From what I can make of this, it appears that Recuva's overwriting file was created on top of another deleted file. That is quite normal, all deleted files are liable to be overwritten at any time. Also what you're looking at is the file directory and cluster chains, which in FAT file systems don't always represent the prior state of the clusters after file deletion.
Secure deletion is not usually effective on a flash device (it is not physically possible in nand flash), and multiple overwrites just compounds the problem.
"Were you just deleting one or two images, or an awful lot of them?"
- No, I was only deleting one picture, filename 2327.
"From what I can make of this, it appears that Recuva's overwriting file was created on top of another deleted file."

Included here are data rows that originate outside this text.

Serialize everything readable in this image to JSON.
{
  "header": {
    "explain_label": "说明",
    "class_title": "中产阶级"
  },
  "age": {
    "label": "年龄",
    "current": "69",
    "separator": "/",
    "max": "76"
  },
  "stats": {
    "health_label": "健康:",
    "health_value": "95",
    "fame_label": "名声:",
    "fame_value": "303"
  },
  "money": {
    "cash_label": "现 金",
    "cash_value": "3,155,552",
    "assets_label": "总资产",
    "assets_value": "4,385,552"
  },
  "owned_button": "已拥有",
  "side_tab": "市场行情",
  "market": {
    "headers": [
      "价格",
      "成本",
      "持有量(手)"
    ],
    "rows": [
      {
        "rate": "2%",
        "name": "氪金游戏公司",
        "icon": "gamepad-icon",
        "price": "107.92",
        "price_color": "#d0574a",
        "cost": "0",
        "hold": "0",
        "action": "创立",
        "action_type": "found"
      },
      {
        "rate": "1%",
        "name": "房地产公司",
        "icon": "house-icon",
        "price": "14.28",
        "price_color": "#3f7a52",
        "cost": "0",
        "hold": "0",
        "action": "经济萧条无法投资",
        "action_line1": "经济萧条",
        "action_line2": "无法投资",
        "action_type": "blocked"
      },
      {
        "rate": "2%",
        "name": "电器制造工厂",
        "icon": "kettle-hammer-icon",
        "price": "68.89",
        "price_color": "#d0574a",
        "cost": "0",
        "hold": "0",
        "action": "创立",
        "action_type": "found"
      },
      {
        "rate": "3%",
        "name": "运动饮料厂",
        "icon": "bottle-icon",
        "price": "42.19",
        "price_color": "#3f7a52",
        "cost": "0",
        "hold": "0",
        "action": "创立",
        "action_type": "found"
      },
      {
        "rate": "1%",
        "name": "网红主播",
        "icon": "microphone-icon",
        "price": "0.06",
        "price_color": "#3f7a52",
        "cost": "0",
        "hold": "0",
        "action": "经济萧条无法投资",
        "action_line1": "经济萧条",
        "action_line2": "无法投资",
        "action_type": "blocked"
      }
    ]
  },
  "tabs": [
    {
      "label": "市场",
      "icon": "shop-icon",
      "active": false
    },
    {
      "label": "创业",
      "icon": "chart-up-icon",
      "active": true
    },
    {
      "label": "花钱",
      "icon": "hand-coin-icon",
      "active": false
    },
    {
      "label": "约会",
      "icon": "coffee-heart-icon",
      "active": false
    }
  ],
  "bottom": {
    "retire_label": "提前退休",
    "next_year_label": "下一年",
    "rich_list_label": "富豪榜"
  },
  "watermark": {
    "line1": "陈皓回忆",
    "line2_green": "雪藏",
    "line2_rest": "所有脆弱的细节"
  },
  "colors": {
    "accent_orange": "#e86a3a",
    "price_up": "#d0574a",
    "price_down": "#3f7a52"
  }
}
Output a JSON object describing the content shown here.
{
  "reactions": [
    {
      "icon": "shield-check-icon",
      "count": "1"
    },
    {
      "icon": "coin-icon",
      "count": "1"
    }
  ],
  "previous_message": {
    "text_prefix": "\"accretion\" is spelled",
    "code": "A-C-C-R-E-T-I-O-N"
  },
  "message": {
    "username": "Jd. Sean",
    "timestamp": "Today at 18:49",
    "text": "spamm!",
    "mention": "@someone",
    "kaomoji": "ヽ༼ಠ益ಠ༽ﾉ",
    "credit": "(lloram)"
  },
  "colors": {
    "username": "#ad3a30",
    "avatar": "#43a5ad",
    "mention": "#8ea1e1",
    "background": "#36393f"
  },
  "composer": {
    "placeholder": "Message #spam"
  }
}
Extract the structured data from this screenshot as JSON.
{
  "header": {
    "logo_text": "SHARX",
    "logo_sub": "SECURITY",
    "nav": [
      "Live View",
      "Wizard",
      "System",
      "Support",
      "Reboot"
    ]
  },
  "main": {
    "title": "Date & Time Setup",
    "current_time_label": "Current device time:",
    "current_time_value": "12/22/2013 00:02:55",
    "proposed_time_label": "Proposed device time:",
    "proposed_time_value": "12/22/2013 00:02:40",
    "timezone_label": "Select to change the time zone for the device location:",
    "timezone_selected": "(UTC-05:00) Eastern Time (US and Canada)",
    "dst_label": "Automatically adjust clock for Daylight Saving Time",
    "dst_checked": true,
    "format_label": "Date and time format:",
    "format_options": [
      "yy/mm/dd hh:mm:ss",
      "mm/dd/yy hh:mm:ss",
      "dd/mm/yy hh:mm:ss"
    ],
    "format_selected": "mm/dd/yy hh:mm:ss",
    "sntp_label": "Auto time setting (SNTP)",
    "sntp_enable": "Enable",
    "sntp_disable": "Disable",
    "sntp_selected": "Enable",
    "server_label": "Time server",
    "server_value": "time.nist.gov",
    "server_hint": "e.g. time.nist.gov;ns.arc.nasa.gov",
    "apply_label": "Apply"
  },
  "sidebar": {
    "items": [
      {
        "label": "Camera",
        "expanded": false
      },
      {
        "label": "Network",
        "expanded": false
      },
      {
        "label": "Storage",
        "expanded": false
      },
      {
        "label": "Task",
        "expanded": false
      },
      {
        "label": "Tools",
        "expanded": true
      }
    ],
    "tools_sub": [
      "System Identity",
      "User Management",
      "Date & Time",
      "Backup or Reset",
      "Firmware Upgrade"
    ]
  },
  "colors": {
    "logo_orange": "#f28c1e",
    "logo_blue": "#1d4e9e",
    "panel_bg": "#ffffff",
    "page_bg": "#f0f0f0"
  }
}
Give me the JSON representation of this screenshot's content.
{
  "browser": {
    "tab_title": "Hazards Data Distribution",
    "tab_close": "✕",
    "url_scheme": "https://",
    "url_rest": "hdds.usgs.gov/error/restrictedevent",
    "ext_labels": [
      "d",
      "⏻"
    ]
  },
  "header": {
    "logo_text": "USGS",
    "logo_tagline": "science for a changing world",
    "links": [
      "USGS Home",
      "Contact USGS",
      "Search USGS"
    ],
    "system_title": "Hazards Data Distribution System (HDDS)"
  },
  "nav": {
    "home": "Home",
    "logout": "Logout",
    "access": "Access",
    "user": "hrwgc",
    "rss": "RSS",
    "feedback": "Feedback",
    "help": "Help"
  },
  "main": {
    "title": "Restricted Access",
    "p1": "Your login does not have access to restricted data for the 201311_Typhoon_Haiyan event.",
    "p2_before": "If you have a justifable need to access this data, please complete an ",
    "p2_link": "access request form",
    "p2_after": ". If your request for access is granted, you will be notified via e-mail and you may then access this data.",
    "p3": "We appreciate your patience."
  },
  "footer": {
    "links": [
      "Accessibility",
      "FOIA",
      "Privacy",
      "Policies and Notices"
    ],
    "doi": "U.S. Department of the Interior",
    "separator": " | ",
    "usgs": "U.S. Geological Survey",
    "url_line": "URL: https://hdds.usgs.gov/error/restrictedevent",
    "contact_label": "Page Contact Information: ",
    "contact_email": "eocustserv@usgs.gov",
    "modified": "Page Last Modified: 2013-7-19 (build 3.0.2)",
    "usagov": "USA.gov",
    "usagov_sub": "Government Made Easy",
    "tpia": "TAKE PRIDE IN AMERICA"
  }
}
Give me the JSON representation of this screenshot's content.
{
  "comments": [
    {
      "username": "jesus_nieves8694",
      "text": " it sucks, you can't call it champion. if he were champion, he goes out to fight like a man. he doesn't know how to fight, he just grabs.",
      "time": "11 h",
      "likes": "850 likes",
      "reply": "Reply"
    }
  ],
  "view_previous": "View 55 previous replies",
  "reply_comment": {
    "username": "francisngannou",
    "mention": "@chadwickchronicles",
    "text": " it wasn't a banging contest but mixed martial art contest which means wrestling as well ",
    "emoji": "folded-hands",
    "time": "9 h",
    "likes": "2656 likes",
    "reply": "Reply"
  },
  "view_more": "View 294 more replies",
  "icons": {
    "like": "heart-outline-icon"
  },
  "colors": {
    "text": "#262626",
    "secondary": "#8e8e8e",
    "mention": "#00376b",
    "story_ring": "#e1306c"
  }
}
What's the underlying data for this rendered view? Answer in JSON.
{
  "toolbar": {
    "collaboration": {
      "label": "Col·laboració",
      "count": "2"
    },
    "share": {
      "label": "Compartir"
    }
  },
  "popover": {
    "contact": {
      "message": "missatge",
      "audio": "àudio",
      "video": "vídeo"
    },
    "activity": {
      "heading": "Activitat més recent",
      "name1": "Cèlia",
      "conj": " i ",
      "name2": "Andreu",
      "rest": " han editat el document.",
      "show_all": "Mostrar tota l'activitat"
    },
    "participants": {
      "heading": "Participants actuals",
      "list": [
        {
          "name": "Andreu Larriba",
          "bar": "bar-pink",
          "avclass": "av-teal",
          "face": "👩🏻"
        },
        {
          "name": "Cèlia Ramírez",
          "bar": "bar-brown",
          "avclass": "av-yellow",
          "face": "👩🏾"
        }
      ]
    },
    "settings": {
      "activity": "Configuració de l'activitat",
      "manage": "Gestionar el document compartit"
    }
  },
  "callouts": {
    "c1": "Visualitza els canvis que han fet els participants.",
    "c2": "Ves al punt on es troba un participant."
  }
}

- I don't think so, because picture with filename 2256 wasn't deleted by me on windows neither with recuva, neither with camera. It is still on the sd-card.
I have researched on this toppic, perhaps recuva has the premium feature in it - that it is also able to overwritte slackspace / cluster tip area. This would be a positive thing and would make the secure erase more secure.
Thanks.
I have compessed the attachements to the demanded size.
picture with filename 2256 wasn't deleted by me on windows neither with recuva, neither with camera. It is still on the sd-card.
I have researched on this toppic, perhaps recuva has the premium feature in it - that it is also able to overwritte slackspace / cluster tip area. This would be a positive thing and would make the secure erase more secure.
Picture 2256 is shown on attachment 1 as a deleted file. The file Recuva uses to overwrite data is allocated by the file system (FAT16) and won't overwrite existing live files.
I think that the answer is that you are looking at two different files, one live which you can see on the sd card, and one deleted, which has the first 27 clusters overwritten. You would not be able to see the jpg with the first clusters being zero.
You have to take into account that you are not looking at the flash drive's clusters, but reading the drive's directory and FAT's, which are not necessarily the same thing.
Overwriting slack space is not relevant on a flash drive. I haven't tested whether it does so on an hdd.